Image: From the Guardian with the caption “These gravestones have now been removed from the churchyard at St Margaret’s, Rottingdean, in East Sussex and will be recut to remove offensive language. Photograph: Jon Santa Cruz/Rex/Shutterstock”
The Church of England will issue guidance this week to churches to review monuments with reference to slavery, racially offensive language, and the like. Some churches and cathedrals have already taken action.
Although decisions will be made at a local level, the guidance stresses that ignoring contested heritage is not an option. Among actions that may be taken are the removal, relocation or alteration of plaques and monuments, and the addition of contextual information. In some cases, there may be no change.

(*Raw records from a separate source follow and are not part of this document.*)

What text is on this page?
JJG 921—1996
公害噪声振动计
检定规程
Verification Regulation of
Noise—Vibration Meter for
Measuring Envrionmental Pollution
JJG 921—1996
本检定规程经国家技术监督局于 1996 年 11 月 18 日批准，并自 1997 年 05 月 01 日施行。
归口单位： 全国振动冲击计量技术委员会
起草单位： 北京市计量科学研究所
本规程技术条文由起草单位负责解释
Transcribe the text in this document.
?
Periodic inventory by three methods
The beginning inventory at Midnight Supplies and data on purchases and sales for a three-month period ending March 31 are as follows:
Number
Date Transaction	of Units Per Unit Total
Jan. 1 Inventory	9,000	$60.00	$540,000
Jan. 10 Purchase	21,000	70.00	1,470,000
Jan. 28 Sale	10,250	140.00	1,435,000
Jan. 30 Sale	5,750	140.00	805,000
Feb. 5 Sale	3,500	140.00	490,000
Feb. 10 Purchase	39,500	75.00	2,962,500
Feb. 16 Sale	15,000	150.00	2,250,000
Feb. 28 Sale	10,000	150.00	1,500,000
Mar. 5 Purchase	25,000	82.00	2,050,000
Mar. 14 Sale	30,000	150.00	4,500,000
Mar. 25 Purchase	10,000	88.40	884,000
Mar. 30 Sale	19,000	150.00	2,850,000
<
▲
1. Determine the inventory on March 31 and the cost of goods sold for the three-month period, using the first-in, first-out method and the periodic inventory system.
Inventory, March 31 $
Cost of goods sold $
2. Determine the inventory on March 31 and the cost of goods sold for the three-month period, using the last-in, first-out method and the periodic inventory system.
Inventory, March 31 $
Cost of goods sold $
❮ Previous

Action has already been taken in a number of places. Bristol Cathedral has removed a window dedication to Colston; St Margaret’s church in Rottingdean, Sussex, has removed two headstones in its graveyard which contained racial slurs; and St Peter’s in Dorchester has covered up a plaque commemorating a plantation owner’s role in suppressing a slave rebellion.
At St Margaret’s Rottingdean, a Grade II listed 13th-century church on the Sussex coast, the gravestones of two music-hall singers who died in the 1960s have been removed following a consistory court judgment that their inscriptions contained words that were “deeply offensive”.